Christ In You

I was born and raised in the state of Minnesota. I have a little pin that says I didn’t miss Sunday school for nine years in a mainline denomination. I have never known a time when I did not believe in God, but I didn’t come to know Him until I was in my mid-twenties. If you asked me if I was a Christian prior to that time, I would have emphatically said “Yes,” but I wasn’t. I was an aerospace engineer at the time, and our department did the final testing on the guidance system for the Lunar Lander, which was an integral part of the Apollo Space Program. I had previously served in the Navy.

I was the All-American boy who didn’t drink, smoke, or cheat on his wife. We lived in suburbia and I pitched for a softball team, played golf in a summer league, and participated in a bowling league. I was the Senior Warden of a small Episcopal church, which is essentially the same as being the chairman of an elder board. The priest and I were invited to attend a Lay Institute for Evangelism. I really didn’t know what evangelism was. Had I known I probably wouldn’t have gone. It finally dawned on me that I was learning to share my faith, and I really didn’t have anything to share. One presenter asked, “If you took Jesus out of your faith what difference would it make?” I thought at the time, “I don’t think it would make any difference, I believe in God.” That question penetrated my soul, and today my whole ministry is based on “Christ in you, the hope of glory” (Col. 1:27).

Since I didn’t really know the Bible in those days, I wonder how I would have understood what the apostle Paul was writing in 1 Jn. 5:11-13; “And this is the testimony, that God gave us eternal life, and this life is in His Son. Whoever has the Son has life; whoever does not have the Son of God does not have life. I write these things to you who believe in the name of the Son of God that you may know that you have eternal life.”

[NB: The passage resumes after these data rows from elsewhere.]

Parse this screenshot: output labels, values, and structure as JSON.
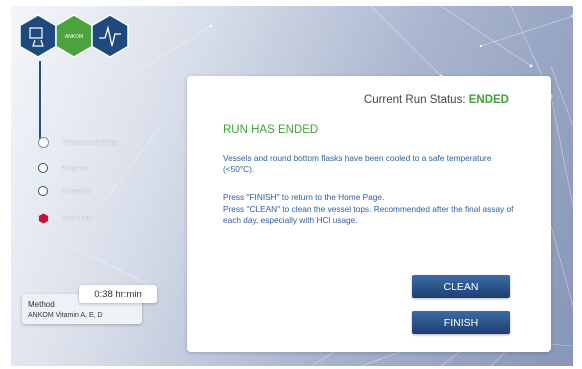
{
  "logo": {
    "brand": "ANKOM",
    "icons": [
      "flask-icon",
      "ankom-logo",
      "waveform-icon"
    ]
  },
  "sidebar": {
    "items": [
      {
        "label": "Temperature Graph",
        "icon": "radio-icon"
      },
      {
        "label": "Progress",
        "icon": "radio-icon"
      },
      {
        "label": "Schematic",
        "icon": "radio-icon"
      },
      {
        "label": "Abort Run",
        "icon": "abort-hex-icon"
      }
    ]
  },
  "method": {
    "label": "Method",
    "name": "ANKOM Vitamin A, E, D",
    "time": "0:38 hr:min"
  },
  "status": {
    "label": "Current Run Status:",
    "value": "ENDED"
  },
  "panel": {
    "heading": "RUN HAS ENDED",
    "line1": "Vessels and round bottom flasks have been cooled to a safe temperature (<50°C).",
    "line2": "Press \"FINISH\" to return to the Home Page.",
    "line3": "Press \"CLEAN\" to clean the vessel tops. Recommended after the final assay of each day, especially with HCl usage."
  },
  "buttons": {
    "clean": "CLEAN",
    "finish": "FINISH"
  },
  "colors": {
    "accent_green": "#3fa535",
    "navy": "#1e3f75",
    "text_blue": "#2f5f9a",
    "abort_red": "#c8102e"
  }
}
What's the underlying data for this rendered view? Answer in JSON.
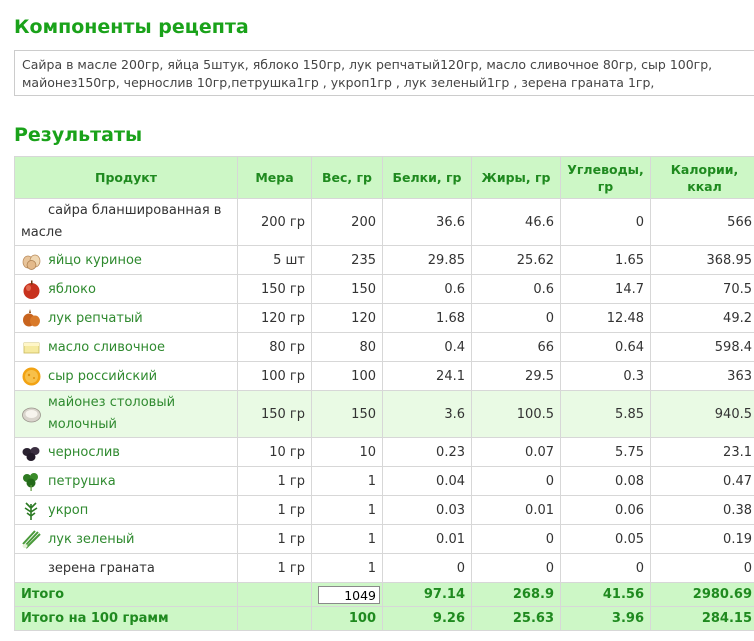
{
  "page": {
    "components_title": "Компоненты рецепта",
    "ingredients_text": "Сайра в масле 200гр, яйца 5штук, яблоко 150гр, лук репчатый120гр, масло сливочное 80гр, сыр 100гр, майонез150гр, чернослив 10гр,петрушка1гр , укроп1гр , лук зеленый1гр , зерена граната 1гр,",
    "results_title": "Результаты"
  },
  "table": {
    "headers": [
      "Продукт",
      "Мера",
      "Вес, гр",
      "Белки, гр",
      "Жиры, гр",
      "Углеводы, гр",
      "Калории, ккал"
    ],
    "rows": [
      {
        "product": "сайра бланшированная в масле",
        "measure": "200 гр",
        "weight": "200",
        "protein": "36.6",
        "fat": "46.6",
        "carbs": "0",
        "kcal": "566",
        "icon": "none"
      },
      {
        "product": "яйцо куриное",
        "measure": "5 шт",
        "weight": "235",
        "protein": "29.85",
        "fat": "25.62",
        "carbs": "1.65",
        "kcal": "368.95",
        "icon": "eggs-icon"
      },
      {
        "product": "яблоко",
        "measure": "150 гр",
        "weight": "150",
        "protein": "0.6",
        "fat": "0.6",
        "carbs": "14.7",
        "kcal": "70.5",
        "icon": "apple-icon"
      },
      {
        "product": "лук репчатый",
        "measure": "120 гр",
        "weight": "120",
        "protein": "1.68",
        "fat": "0",
        "carbs": "12.48",
        "kcal": "49.2",
        "icon": "onion-icon"
      },
      {
        "product": "масло сливочное",
        "measure": "80 гр",
        "weight": "80",
        "protein": "0.4",
        "fat": "66",
        "carbs": "0.64",
        "kcal": "598.4",
        "icon": "butter-icon"
      },
      {
        "product": "сыр российский",
        "measure": "100 гр",
        "weight": "100",
        "protein": "24.1",
        "fat": "29.5",
        "carbs": "0.3",
        "kcal": "363",
        "icon": "cheese-icon"
      },
      {
        "product": "майонез столовый молочный",
        "measure": "150 гр",
        "weight": "150",
        "protein": "3.6",
        "fat": "100.5",
        "carbs": "5.85",
        "kcal": "940.5",
        "icon": "mayonnaise-icon"
      },
      {
        "product": "чернослив",
        "measure": "10 гр",
        "weight": "10",
        "protein": "0.23",
        "fat": "0.07",
        "carbs": "5.75",
        "kcal": "23.1",
        "icon": "prunes-icon"
      },
      {
        "product": "петрушка",
        "measure": "1 гр",
        "weight": "1",
        "protein": "0.04",
        "fat": "0",
        "carbs": "0.08",
        "kcal": "0.47",
        "icon": "parsley-icon"
      },
      {
        "product": "укроп",
        "measure": "1 гр",
        "weight": "1",
        "protein": "0.03",
        "fat": "0.01",
        "carbs": "0.06",
        "kcal": "0.38",
        "icon": "dill-icon"
      },
      {
        "product": "лук зеленый",
        "measure": "1 гр",
        "weight": "1",
        "protein": "0.01",
        "fat": "0",
        "carbs": "0.05",
        "kcal": "0.19",
        "icon": "green-onion-icon"
      },
      {
        "product": "зерена граната",
        "measure": "1 гр",
        "weight": "1",
        "protein": "0",
        "fat": "0",
        "carbs": "0",
        "kcal": "0",
        "icon": "none"
      }
    ],
    "total": {
      "label": "Итого",
      "weight": "1049",
      "protein": "97.14",
      "fat": "268.9",
      "carbs": "41.56",
      "kcal": "2980.69"
    },
    "per100": {
      "label": "Итого на 100 грамм",
      "weight": "100",
      "protein": "9.26",
      "fat": "25.63",
      "carbs": "3.96",
      "kcal": "284.15"
    }
  },
  "colors": {
    "accent": "#1aa21a",
    "header_bg": "#cdf7c6",
    "highlight_row": "#e9fae4"
  }
}
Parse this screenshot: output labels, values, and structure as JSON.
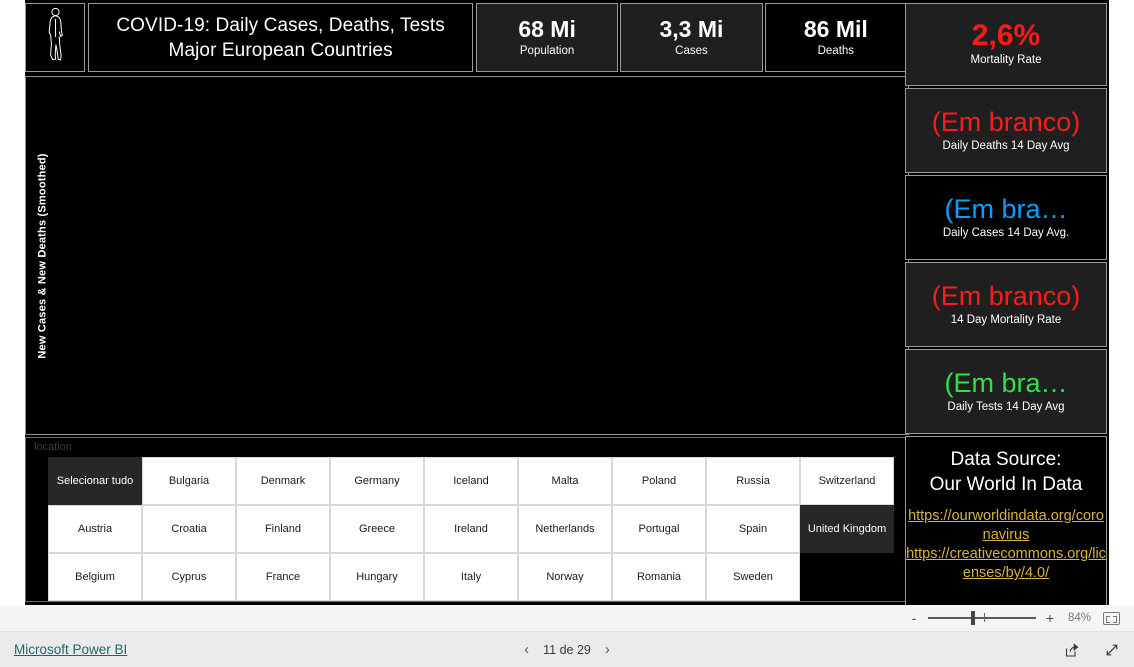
{
  "report": {
    "icon": "walking-person-icon",
    "title_line1": "COVID-19: Daily Cases, Deaths, Tests",
    "title_line2": "Major European Countries",
    "kpis": [
      {
        "value": "68 Mi",
        "label": "Population",
        "background": "#1f1f1f"
      },
      {
        "value": "3,3 Mi",
        "label": "Cases",
        "background": "#1f1f1f"
      },
      {
        "value": "86 Mil",
        "label": "Deaths",
        "background": "#000000"
      }
    ]
  },
  "chart_data": {
    "type": "line",
    "title": "COVID-19: Daily Cases, Deaths, Tests",
    "ylabel": "New Cases & New Deaths (Smoothed)",
    "xlabel": "",
    "series": [],
    "categories": [],
    "values": [],
    "grid": false,
    "legend": "none",
    "note": "Plot area is blank — no data rendered for current selection",
    "background": "#000000"
  },
  "slicer": {
    "header": "location",
    "items": [
      {
        "label": "Selecionar tudo",
        "selected": true
      },
      {
        "label": "Bulgaria",
        "selected": false
      },
      {
        "label": "Denmark",
        "selected": false
      },
      {
        "label": "Germany",
        "selected": false
      },
      {
        "label": "Iceland",
        "selected": false
      },
      {
        "label": "Malta",
        "selected": false
      },
      {
        "label": "Poland",
        "selected": false
      },
      {
        "label": "Russia",
        "selected": false
      },
      {
        "label": "Switzerland",
        "selected": false
      },
      {
        "label": "Austria",
        "selected": false
      },
      {
        "label": "Croatia",
        "selected": false
      },
      {
        "label": "Finland",
        "selected": false
      },
      {
        "label": "Greece",
        "selected": false
      },
      {
        "label": "Ireland",
        "selected": false
      },
      {
        "label": "Netherlands",
        "selected": false
      },
      {
        "label": "Portugal",
        "selected": false
      },
      {
        "label": "Spain",
        "selected": false
      },
      {
        "label": "United Kingdom",
        "selected": true
      },
      {
        "label": "Belgium",
        "selected": false
      },
      {
        "label": "Cyprus",
        "selected": false
      },
      {
        "label": "France",
        "selected": false
      },
      {
        "label": "Hungary",
        "selected": false
      },
      {
        "label": "Italy",
        "selected": false
      },
      {
        "label": "Norway",
        "selected": false
      },
      {
        "label": "Romania",
        "selected": false
      },
      {
        "label": "Sweden",
        "selected": false
      },
      {
        "label": "",
        "selected": false,
        "empty": true
      }
    ]
  },
  "sidebar": {
    "cards": [
      {
        "value": "2,6%",
        "label": "Mortality Rate",
        "color": "#ff1a1a",
        "background": "#1f1f1f"
      },
      {
        "value": "(Em branco)",
        "label": "Daily Deaths 14 Day Avg",
        "color": "#ff1a1a",
        "background": "#1f1f1f"
      },
      {
        "value": "(Em bra…",
        "label": "Daily Cases 14 Day Avg.",
        "color": "#00a2ff",
        "background": "#000000"
      },
      {
        "value": "(Em branco)",
        "label": "14 Day Mortality Rate",
        "color": "#ff1a1a",
        "background": "#1f1f1f"
      },
      {
        "value": "(Em bra…",
        "label": "Daily Tests 14 Day Avg",
        "color": "#2fe04a",
        "background": "#1f1f1f"
      }
    ],
    "source": {
      "title_line1": "Data Source:",
      "title_line2": "Our World In Data",
      "links": [
        "https://ourworldindata.org/coronavirus",
        "https://creativecommons.org/licenses/by/4.0/"
      ],
      "link_color": "#d9b43c"
    }
  },
  "zoombar": {
    "minus": "-",
    "plus": "+",
    "percent": "84%",
    "fit_icon": "fit-to-page-icon"
  },
  "statusbar": {
    "brand": "Microsoft Power BI",
    "prev_icon": "chevron-left-icon",
    "page_label": "11 de 29",
    "next_icon": "chevron-right-icon",
    "share_icon": "share-icon",
    "fullscreen_icon": "fullscreen-icon"
  }
}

After my true conversion I became aware that I was surrounded by many religious non-believers, as I had been. I am deeply concerned for those who have never really heard or understood the gospel that would lead to a saving faith, and equally concerned for those who are truly born-again, but lack assurance of their salvation, as was the apostle Paul when he wrote: “Examine yourselves, to see whether you are in the faith. Test yourselves. Or do you not realize this about yourselves, that Jesus Christ is in you? — unless indeed you fail to meet the test” (2 Cor. 13:5).